If we comment out the line clist[2] = 3, the above program compiles and executes as expected.

Error checking

One other advantage of overloading the subscript operator is that we can make it safer than accessing arrays directly. Normally, when accessing arrays, the subscript operator does not check whether the index is valid. For example, the compiler will not complain about the following code:

int list[5]{};
list[7] = 3; // index 7 is out of bounds!

COPY

However, if we know the size of our array, we can make our overloaded subscript operator check to ensure the index is within bounds:

#include <cassert> // for assert()
#include <iterator> // for std::size()

class IntList
{
private:
    int m_list[10]{};

public:
    int& operator[] (int index);
};

int& IntList::operator[] (int index)
{
    assert(index >= 0 && index < std::size(m_list));

    return m_list[index];
}

COPY

In the above example, we have used the assert() function (included in the cassert header) to make sure our index is valid. If the expression inside the assert evaluates to false (which means the user passed in an invalid index), the program will terminate with an error message, which is much better than the alternative (corrupting memory).
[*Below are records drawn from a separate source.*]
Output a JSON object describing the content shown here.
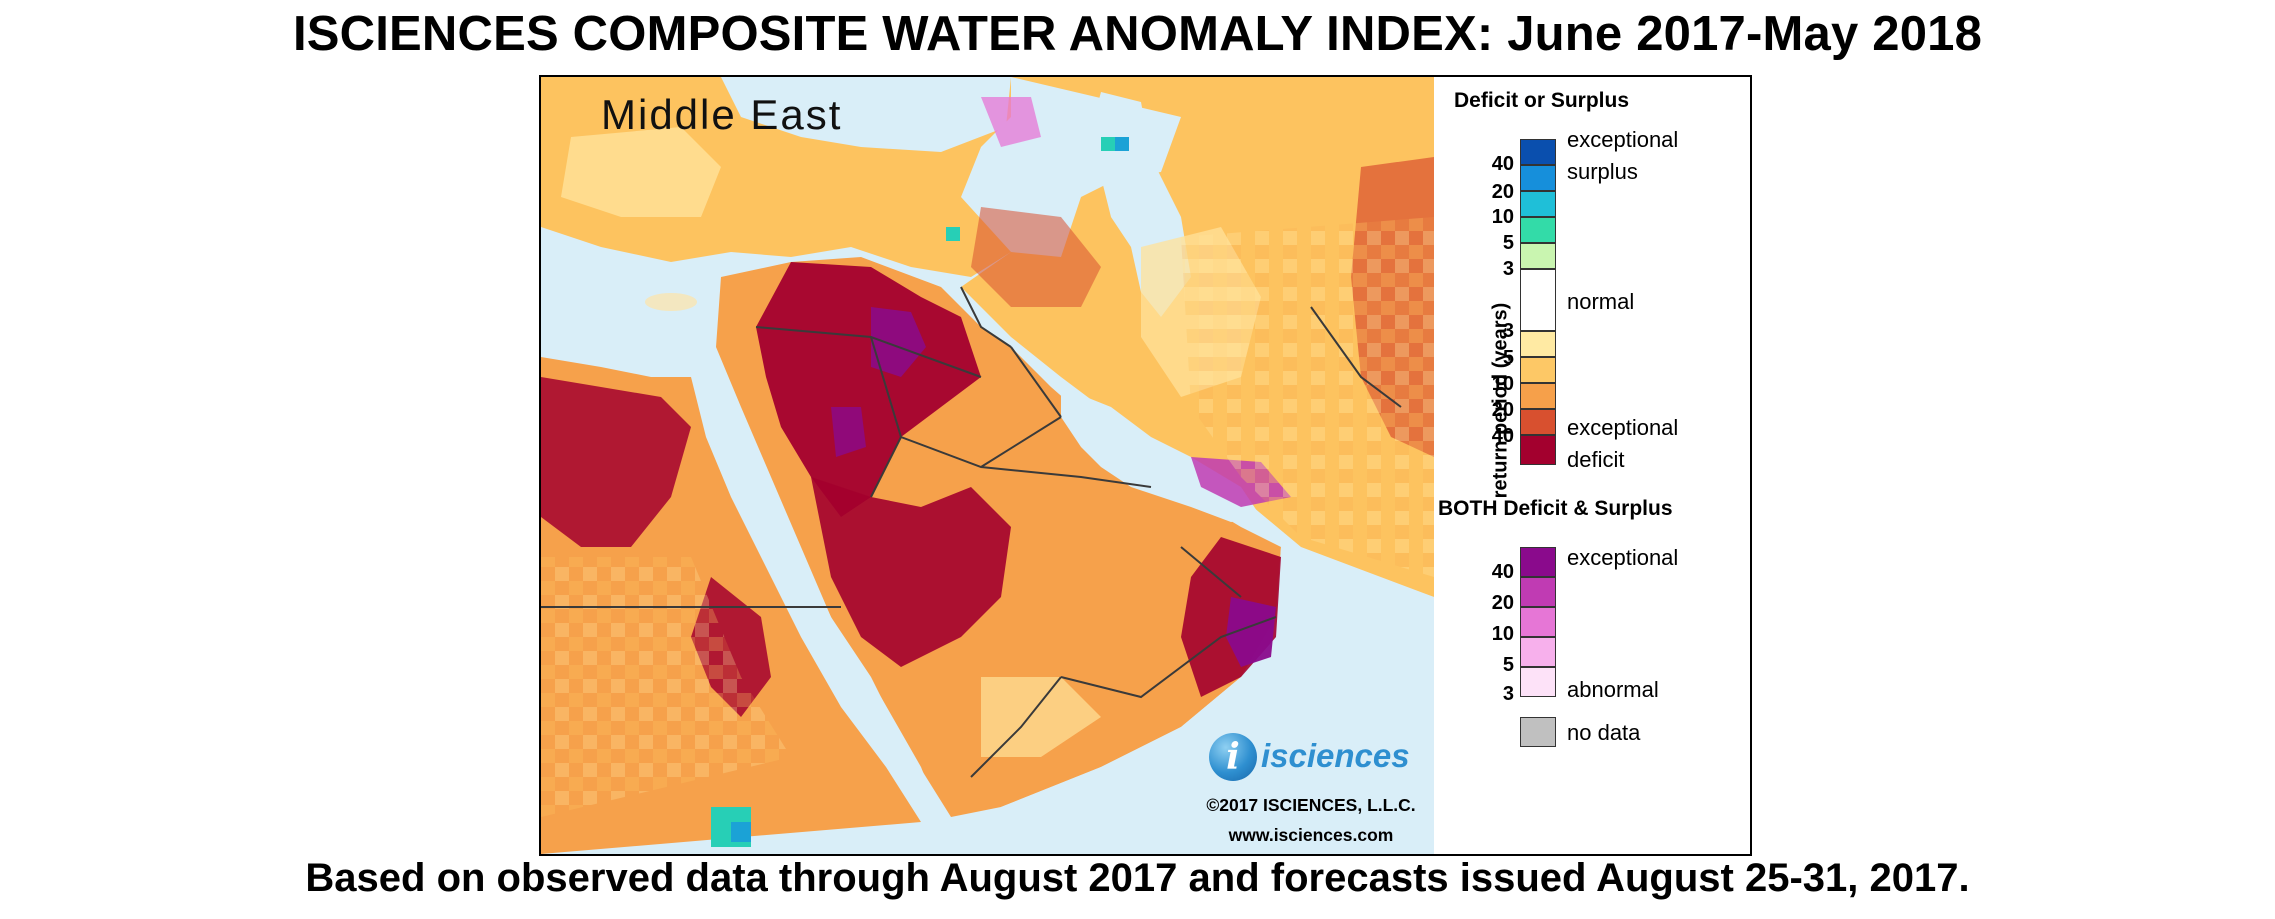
{
  "title": "ISCIENCES COMPOSITE WATER ANOMALY INDEX: June 2017-May 2018",
  "footer": "Based on observed data through August 2017 and forecasts issued August 25-31, 2017.",
  "map": {
    "region_label": "Middle East",
    "brand_name": "isciences",
    "copyright": "©2017 ISCIENCES, L.L.C.",
    "website": "www.isciences.com",
    "colors": {
      "water": "#d9eef8",
      "normal": "#fff2c6",
      "deficit_abnormal": "#ffe29a",
      "deficit_moderate": "#fdc35f",
      "deficit_severe": "#f6a14b",
      "deficit_extreme": "#d8502f",
      "deficit_exceptional": "#a3002e",
      "both_exceptional": "#8a0a8c",
      "both_extreme": "#c03bb3",
      "both_moderate": "#e676d6",
      "surplus_moderate": "#27cfb6",
      "surplus_severe": "#1ba2d6",
      "borders": "#3a3a3a"
    }
  },
  "legend": {
    "deficit_surplus_heading": "Deficit or Surplus",
    "both_heading": "BOTH Deficit & Surplus",
    "axis_title": "return period (years)",
    "labels": {
      "exceptional_surplus_1": "exceptional",
      "exceptional_surplus_2": "surplus",
      "normal": "normal",
      "exceptional_deficit_1": "exceptional",
      "exceptional_deficit_2": "deficit",
      "both_exceptional": "exceptional",
      "both_abnormal": "abnormal",
      "no_data": "no data"
    },
    "surplus_ticks": [
      "40",
      "20",
      "10",
      "5",
      "3"
    ],
    "deficit_ticks": [
      "3",
      "5",
      "10",
      "20",
      "40"
    ],
    "both_ticks": [
      "40",
      "20",
      "10",
      "5",
      "3"
    ],
    "surplus_colors": [
      "#0a4fae",
      "#168fdb",
      "#1fbfd8",
      "#33dba8",
      "#c9f5b0"
    ],
    "normal_color": "#ffffff",
    "deficit_colors": [
      "#ffeaa3",
      "#fdc866",
      "#f6a04a",
      "#d8502f",
      "#a3002e"
    ],
    "both_colors": [
      "#8a0a8c",
      "#c03bb3",
      "#e676d6",
      "#f7b0ec",
      "#fde2f8"
    ],
    "no_data_color": "#c0c0c0"
  }
}
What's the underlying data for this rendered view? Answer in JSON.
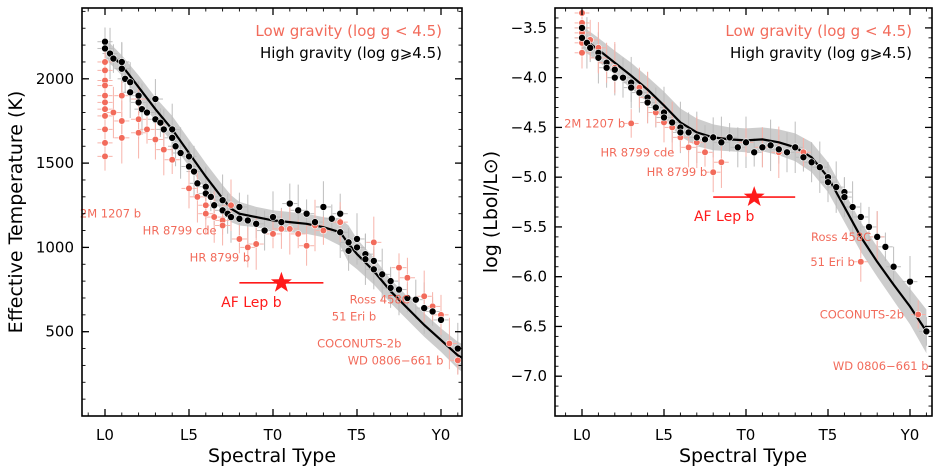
{
  "colors": {
    "low_gravity": "#f26b5b",
    "high_gravity": "#000000",
    "highlight": "#ff1a1a",
    "band": "#c8c8c8",
    "errorbar": "#bdbdbd"
  },
  "chart_data": [
    {
      "type": "scatter",
      "title": "",
      "xlabel": "Spectral Type",
      "ylabel": "Effective Temperature (K)",
      "xlim": [
        -2,
        22
      ],
      "ylim": [
        0,
        2420
      ],
      "xticks": [
        {
          "v": 0,
          "label": "L0"
        },
        {
          "v": 5,
          "label": "L5"
        },
        {
          "v": 10,
          "label": "T0"
        },
        {
          "v": 15,
          "label": "T5"
        },
        {
          "v": 20,
          "label": "Y0"
        }
      ],
      "yticks": [
        {
          "v": 500,
          "label": "500"
        },
        {
          "v": 1000,
          "label": "1000"
        },
        {
          "v": 1500,
          "label": "1500"
        },
        {
          "v": 2000,
          "label": "2000"
        }
      ],
      "legend": {
        "position": "top-right",
        "low_label": "Low gravity (log g < 4.5)",
        "high_label": "High gravity (log g⩾4.5)"
      },
      "trend": {
        "x": [
          0,
          1,
          2,
          3,
          4,
          5,
          6,
          7,
          7.5,
          8,
          9,
          10,
          11,
          12,
          13,
          14,
          14.5,
          15,
          16,
          17,
          18,
          19,
          20,
          21,
          22
        ],
        "y": [
          2180,
          2080,
          1950,
          1820,
          1700,
          1560,
          1420,
          1290,
          1230,
          1200,
          1180,
          1160,
          1150,
          1140,
          1120,
          1090,
          1020,
          960,
          860,
          740,
          640,
          540,
          450,
          360,
          300
        ],
        "band": [
          60,
          60,
          70,
          70,
          80,
          80,
          80,
          80,
          80,
          70,
          60,
          60,
          60,
          60,
          60,
          80,
          110,
          90,
          80,
          70,
          70,
          70,
          70,
          80,
          90
        ]
      },
      "high_gravity": {
        "x": [
          0,
          0,
          0.3,
          0.5,
          1,
          1,
          1.2,
          1.5,
          1.5,
          2,
          2,
          2.2,
          2.5,
          3,
          3,
          3.3,
          3.5,
          4,
          4,
          4.2,
          4.5,
          5,
          5,
          5.3,
          5.5,
          6,
          6,
          6.3,
          6.5,
          7,
          7,
          7.3,
          7.5,
          8,
          8,
          8.5,
          9,
          9.5,
          10,
          10.5,
          11,
          11.5,
          12,
          12.5,
          13,
          13.5,
          14,
          14,
          14.5,
          14.5,
          15,
          15,
          15.5,
          15.5,
          16,
          16,
          16.5,
          17,
          17,
          17.5,
          18,
          18.5,
          19,
          19.5,
          20,
          21
        ],
        "y": [
          2220,
          2180,
          2150,
          2120,
          2100,
          2060,
          2000,
          1980,
          1920,
          1900,
          1860,
          1820,
          1800,
          1880,
          1760,
          1740,
          1700,
          1700,
          1650,
          1600,
          1560,
          1540,
          1480,
          1450,
          1380,
          1360,
          1320,
          1300,
          1250,
          1280,
          1220,
          1200,
          1180,
          1240,
          1170,
          1160,
          1140,
          1100,
          1180,
          1150,
          1260,
          1220,
          1200,
          1150,
          1240,
          1170,
          1200,
          1090,
          1030,
          980,
          1050,
          1000,
          960,
          930,
          920,
          870,
          840,
          800,
          760,
          750,
          700,
          690,
          640,
          620,
          570,
          400
        ]
      },
      "low_gravity": {
        "x": [
          0,
          0,
          0,
          0,
          0,
          0,
          0,
          0,
          0,
          0,
          0,
          0.5,
          1,
          1,
          1,
          2,
          2,
          2,
          2.5,
          3,
          3.5,
          4,
          5,
          5.5,
          6,
          6,
          6.5,
          7,
          7,
          7.5,
          8,
          8.5,
          9,
          10,
          10.5,
          11,
          11.5,
          12,
          12.5,
          13,
          14,
          16,
          17.5,
          18,
          19,
          19.5,
          20,
          20.5,
          21
        ],
        "y": [
          2050,
          1990,
          1960,
          1900,
          1860,
          1820,
          1780,
          1700,
          1620,
          1540,
          2100,
          1800,
          1900,
          1750,
          1650,
          1880,
          1760,
          1680,
          1700,
          1640,
          1580,
          1520,
          1350,
          1300,
          1250,
          1200,
          1180,
          1160,
          1130,
          1250,
          1050,
          1000,
          1020,
          1080,
          1110,
          1110,
          1080,
          1010,
          1130,
          1100,
          1150,
          1030,
          880,
          820,
          710,
          650,
          600,
          430,
          330
        ]
      },
      "annotations": [
        {
          "text": "2M 1207 b",
          "x": 2.5,
          "y": 1200
        },
        {
          "text": "HR 8799 cde",
          "x": 7,
          "y": 1100
        },
        {
          "text": "HR 8799 b",
          "x": 9,
          "y": 940
        },
        {
          "text": "Ross 458C",
          "x": 18.5,
          "y": 690
        },
        {
          "text": "51 Eri b",
          "x": 16.5,
          "y": 590
        },
        {
          "text": "COCONUTS-2b",
          "x": 18,
          "y": 430
        },
        {
          "text": "WD 0806−661 b",
          "x": 20.5,
          "y": 330
        }
      ],
      "highlight": {
        "label": "AF Lep b",
        "x": 10.5,
        "y": 790,
        "xerr": 2.5
      }
    },
    {
      "type": "scatter",
      "title": "",
      "xlabel": "Spectral Type",
      "ylabel": "log (Lbol/L⊙)",
      "ylim": [
        -7.4,
        -3.3
      ],
      "xlim": [
        -2,
        22
      ],
      "xticks": [
        {
          "v": 0,
          "label": "L0"
        },
        {
          "v": 5,
          "label": "L5"
        },
        {
          "v": 10,
          "label": "T0"
        },
        {
          "v": 15,
          "label": "T5"
        },
        {
          "v": 20,
          "label": "Y0"
        }
      ],
      "yticks": [
        {
          "v": -3.5,
          "label": "−3.5"
        },
        {
          "v": -4.0,
          "label": "−4.0"
        },
        {
          "v": -4.5,
          "label": "−4.5"
        },
        {
          "v": -5.0,
          "label": "−5.0"
        },
        {
          "v": -5.5,
          "label": "−5.5"
        },
        {
          "v": -6.0,
          "label": "−6.0"
        },
        {
          "v": -6.5,
          "label": "−6.5"
        },
        {
          "v": -7.0,
          "label": "−7.0"
        }
      ],
      "legend": {
        "position": "top-right",
        "low_label": "Low gravity (log g < 4.5)",
        "high_label": "High gravity (log g⩾4.5)"
      },
      "trend": {
        "x": [
          0,
          1,
          2,
          3,
          4,
          5,
          6,
          7,
          8,
          9,
          10,
          11,
          12,
          13,
          14,
          15,
          16,
          17,
          18,
          19,
          20,
          21
        ],
        "y": [
          -3.6,
          -3.72,
          -3.85,
          -3.98,
          -4.12,
          -4.28,
          -4.45,
          -4.55,
          -4.6,
          -4.62,
          -4.63,
          -4.62,
          -4.65,
          -4.7,
          -4.8,
          -5.0,
          -5.3,
          -5.6,
          -5.85,
          -6.08,
          -6.3,
          -6.55
        ],
        "band": [
          0.12,
          0.12,
          0.12,
          0.13,
          0.13,
          0.14,
          0.14,
          0.14,
          0.13,
          0.12,
          0.12,
          0.12,
          0.13,
          0.14,
          0.15,
          0.15,
          0.15,
          0.15,
          0.15,
          0.16,
          0.18,
          0.22
        ]
      },
      "high_gravity": {
        "x": [
          0,
          0,
          0.3,
          0.5,
          1,
          1,
          1.5,
          1.5,
          2,
          2,
          2.5,
          3,
          3,
          3.5,
          4,
          4,
          4.5,
          5,
          5,
          5.5,
          6,
          6,
          6.5,
          7,
          7.5,
          8,
          8.5,
          9,
          9.5,
          10,
          10.5,
          11,
          11.5,
          12,
          12.5,
          13,
          13.5,
          14,
          14.5,
          15,
          15,
          15.5,
          16,
          16,
          16.5,
          17,
          17.5,
          18,
          18.5,
          19,
          20,
          21
        ],
        "y": [
          -3.5,
          -3.6,
          -3.65,
          -3.7,
          -3.75,
          -3.8,
          -3.85,
          -3.9,
          -3.92,
          -4.0,
          -4.0,
          -4.05,
          -4.1,
          -4.15,
          -4.2,
          -4.25,
          -4.3,
          -4.35,
          -4.4,
          -4.45,
          -4.5,
          -4.55,
          -4.55,
          -4.6,
          -4.62,
          -4.6,
          -4.65,
          -4.6,
          -4.7,
          -4.65,
          -4.75,
          -4.7,
          -4.68,
          -4.72,
          -4.75,
          -4.7,
          -4.8,
          -4.85,
          -4.9,
          -5.0,
          -5.05,
          -5.1,
          -5.15,
          -5.2,
          -5.3,
          -5.4,
          -5.5,
          -5.6,
          -5.7,
          -5.9,
          -6.05,
          -6.55
        ]
      },
      "low_gravity": {
        "x": [
          0,
          0,
          0,
          0,
          0,
          0,
          0,
          0.5,
          1,
          1,
          1.5,
          2,
          3,
          3.5,
          4,
          4.5,
          5,
          5.5,
          6,
          6.5,
          7,
          7.5,
          8,
          8.5,
          10,
          11,
          12,
          13.5,
          17,
          18,
          20.5,
          21.5
        ],
        "y": [
          -3.35,
          -3.45,
          -3.5,
          -3.55,
          -3.6,
          -3.65,
          -3.75,
          -3.62,
          -3.7,
          -3.8,
          -3.85,
          -3.9,
          -4.46,
          -4.1,
          -4.2,
          -4.35,
          -4.45,
          -4.5,
          -4.6,
          -4.7,
          -4.65,
          -4.75,
          -4.95,
          -4.85,
          -4.65,
          -4.7,
          -4.75,
          -4.75,
          -5.85,
          -5.6,
          -6.38,
          -6.9
        ]
      },
      "annotations": [
        {
          "text": "2M 1207 b",
          "x": 3,
          "y": -4.46
        },
        {
          "text": "HR 8799 cde",
          "x": 6,
          "y": -4.75
        },
        {
          "text": "HR 8799 b",
          "x": 8,
          "y": -4.95
        },
        {
          "text": "Ross 458C",
          "x": 18,
          "y": -5.6
        },
        {
          "text": "51 Eri b",
          "x": 17,
          "y": -5.85
        },
        {
          "text": "COCONUTS-2b",
          "x": 20,
          "y": -6.38
        },
        {
          "text": "WD 0806−661 b",
          "x": 21.5,
          "y": -6.9
        }
      ],
      "highlight": {
        "label": "AF Lep b",
        "x": 10.5,
        "y": -5.2,
        "xerr": 2.5
      }
    }
  ]
}
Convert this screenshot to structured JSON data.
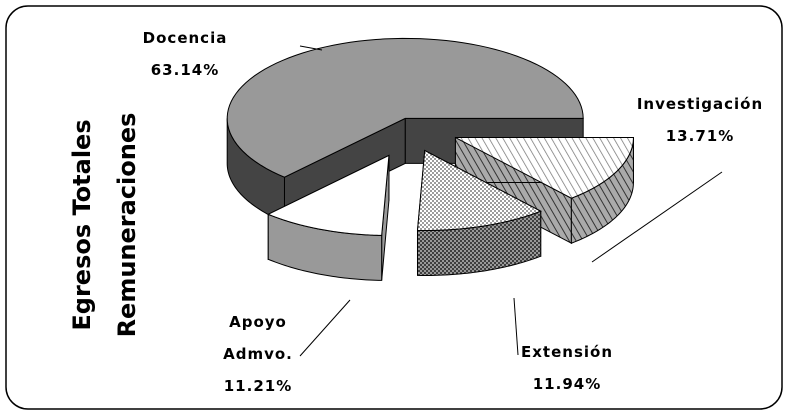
{
  "chart_data": {
    "type": "pie",
    "title": [
      "Egresos Totales",
      "Remuneraciones"
    ],
    "categories": [
      "Docencia",
      "Apoyo Admvo.",
      "Extensión",
      "Investigación"
    ],
    "values": [
      63.14,
      11.21,
      11.94,
      13.71
    ],
    "value_labels": [
      "63.14%",
      "11.21%",
      "11.94%",
      "13.71%"
    ],
    "colors": [
      "#999999",
      "#ffffff",
      "#d0d0d0",
      "#e4e4e4"
    ],
    "patterns": [
      "none",
      "none",
      "dots",
      "hatch"
    ],
    "exploded": true,
    "three_d": true
  }
}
This is probably the most common method of doing error checking of this sort.

Pointers to objects and overloaded operator[] don’t mix

If you try to call operator[] on a pointer to an object, C++ will assume you’re trying to index an array of objects of that type.

Consider the following example:

#include <cassert> // for assert()
#include <iterator> // for std::size()

class IntList
{
private:
    int m_list[10]{};

public:
    int& operator[] (int index);
};

int& IntList::operator[] (int index)
{
    assert(index >= 0 && index < std::size(m_list));

    return m_list[index];
}

int main()
{
    IntList* list{ new IntList{} };
    list [2] = 3; // error: this will assume we're accessing index 2 of an array of IntLists
    delete list;

    return 0;
}

COPY

Because we can’t assign an integer to an IntList, this won’t compile. However, if assigning an integer was valid, this would compile and run, with undefined results.

Rule

Make sure you’re not trying to call an overloaded operator[] on a pointer to an object.

The proper syntax would be to dereference the pointer first (making sure to use parenthesis since operator[] has higher precedence than operator*), then call operator[]:

int main()
{
    IntList* list{ new IntList{} };
    (*list)[2] = 3; // get our IntList object, then call overloaded operator[]
    delete list;

    return 0;
}

COPY

This is ugly and error prone. Better yet, don’t set pointers to your objects if you don’t have to.

The function parameter does not need to be an integer

As mentioned above, C++ passes what the user types between the hard braces as an argument to the overloaded function. In most cases, this will be an integer value. However, this is not required -- and in fact, you can define that your overloaded operator[] take a value of any type you desire. You could define your overloaded operator[] to take a double, a std::string, or whatever else you like.

As a ridiculous example, just so you can see that it works:

#include <iostream>
#include <string_view> // C++17

class Stupid
{
private:

public:
    void operator[] (std::string_view index);
};

// It doesn't make sense to overload operator[] to print something
// but it is the easiest way to show that the function parameter can be a non-integer
void Stupid::operator[] (std::string_view index)
{
    std::cout << index;
}

int main()
{
    Stupid stupid{};
    stupid["Hello, world!"];

    return 0;
}

COPY

As you would expect, this prints:

Hello, world!

Overloading operator[] to take a std::string parameter can be useful when writing certain kinds of classes, such as those that use words as indices.

Conclusion

The subscript operator is typically overloaded to provide direct access to individual elements from an array (or other similar structure) contained within a class. Because strings are often implemented as arrays of characters, operator[] is often implemented in string classes to allow the user to access a single character of the string.